RISE, FLEE, AND STAY!


Feast of the Holy Family (A)
December 29, 2013

RISE, FLEE, AND STAY!

Something serious and potentially far-encompassing in scope is happening in our culture. Today’s issue of Pugad Baboy captures some of it, but not fully. People still flock to the Church during the nine-day preparation period, but there are serious signs worship of God, honoring the saints, and participating in the liturgy are not their topmost goals. Many don’t even care to go in and use the pews inside … no, they stand outside or sit on a bench, ready to respond to texts and Viber and Tango alerts. According to Pugad Baboy comic strip, there are those who drive in, remain seated in their cars, and look more or less toward the direction of the altar, and “attend” Mass from a distance.

I talked about this issue on Christmas morning, when huge malls like the Mall of Asia, were slated to be open all day of Christmas. I said that children behave in exactly the same way they do at malls as they do inside Churches. First, they have lots of food with them. Second, with their toys in tow, who would ever feel bored at Mass in Church? They run around, scream to their hearts’ delight, and protest angrily when they don’t get to play, or eat, or otherwise do their thing, including competing with the priest’s homily by making tantrums for the whole world to hear. And if all else fails, why, there is the ubiquitous iPad, or android tablet, to keep them entertained while Mass is going on, and the elders are sleeping.

Trouble marred the Holy Family’s life early on. No sooner had the boy been born than Herod started getting anxiety attacks on account of insecurity issues. The boy was a threat, and threats need to be done away with. The culture of insecurity, the malady of anxiety, psychologists now say, seeks its own level. Anxiety needs to be bound, and the more one binds it, the more it spreads like wildfire; the more people get to be anxious themselves. And anxiety naturally looks for someone to dump itself on – primarily the weakest, the most vulnerable, the most powerless.

But God, the Bible says, is always on the side of the weak, the helpless and the hopeless. God is on the side of the poor, the suffering, the downtrodden, the widow, and the orphan. And God sends His messenger to the head of the family, Joseph, who once was also afraid, mortally afraid, and on account of fear, almost dumped the girl of his dreams. This time around, fear was no longer the issue, but prompt action: “Rise, take the child and his mother, flee to Egypt, and stay there until I tell you.”

The culture was not helping them any. The culture was oppressive, and very literally, deadly to the boy. He needed to act, and fast. He was told to “rise.” He was told to “flee.” Action … positive action in defense of life … in defense of what was right, and rightfully the helpless child’s.

This is what the culture is like in our times. It is deadly … deadly to mores, deadly to right worship, when just about everyone now simply stands and refuses at least to bow down or kneel in the presence of the Divine. The culture has been secularized by the cathedrals of commerce, the malls, and what is right is rendered wrong, and what is wrong is declared right.

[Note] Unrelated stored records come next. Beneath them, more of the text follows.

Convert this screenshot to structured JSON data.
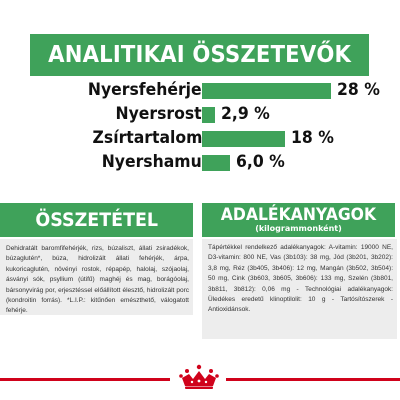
{
  "header": {
    "title": "ANALITIKAI ÖSSZETEVŐK"
  },
  "analytics": [
    {
      "label": "Nyersfehérje",
      "value_text": "28 %",
      "value": 28
    },
    {
      "label": "Nyersrost",
      "value_text": "2,9 %",
      "value": 2.9
    },
    {
      "label": "Zsírtartalom",
      "value_text": "18 %",
      "value": 18
    },
    {
      "label": "Nyershamu",
      "value_text": "6,0 %",
      "value": 6.0
    }
  ],
  "composition": {
    "title": "ÖSSZETÉTEL",
    "text": "Dehidratált baromfifehérjék, rizs, búzaliszt, állati zsiradékok, búzaglutén*, búza, hidrolizált állati fehérjék, árpa, kukoricaglutén, növényi rostok, répapép, halolaj, szójaolaj, ásványi sók, psyllium (útifű) maghéj és mag, borágóolaj, bársonyvirág por, erjesztéssel előállított élesztő, hidrolizált porc (kondroitin forrás). *L.I.P.: kitűnően emészthető, válogatott fehérje."
  },
  "additives": {
    "title": "ADALÉKANYAGOK",
    "subtitle": "(kilogrammonként)",
    "text": "Tápértékkel rendelkező adalékanyagok: A-vitamin: 19000 NE, D3-vitamin: 800 NE, Vas (3b103): 38 mg, Jód (3b201, 3b202): 3,8 mg, Réz (3b405, 3b406): 12 mg, Mangán (3b502, 3b504): 50 mg, Cink (3b603, 3b605, 3b606): 133 mg, Szelén (3b801, 3b811, 3b812): 0,06 mg - Technológiai adalékanyagok: Üledékes eredetű klinoptilolit: 10 g - Tartósítószerek - Antioxidánsok."
  },
  "colors": {
    "accent": "#3fa25a",
    "box": "#ededed",
    "brand_red": "#d0021b"
  },
  "logo": {
    "icon": "royal-canin-crown-icon"
  }
}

This is the culture one “flees.” Ancient spiritual writers have one common sensical advice everytime, to “run away from occasions of sin,” to run away from those who lead one to sin, like one flees from the plague. There is nothing cowardly in this. Even Joseph was told to “flee” and save mother and child.

But Joseph was also told to “stay” … to stay where it was physically safe for his family … to stay where it was culturally and psychologically safe for the child. But more than merely staying, he was really told to be still in God, to be calm and devoid of sinful anxiety, to stay the course and stay in God’s guiding hand.

Families in our times are tempted to veer away from the right course. We are being tempted left and right to do what the rest of the world does, to just follow the blowing of the wind, and the path of least resistance. Everyone is simply told to follow the bandwagon.

The Holy Family was told to make a difference. Joseph was told to rise and flee and stay … to rise and flee from what does not lead to life, to flee from whatever leads to death or “to put to death everything that is not life,” to use the famous words of Thoreau.

I pray that all families today might learn to do the right thing, like what that Fil-Am taxi driver from Pampanga did in Las Vegas. He found 300,000 dollars in his cab, left by a rider. He gave them back. He said he just needed “to do the right thing.”

Joseph, the just man, an obedient man, just did as told, for that was the right thing to do.

Rise now, take our dreams along, and flee from the paths that lead to darkness and non-life, and stay the course with God!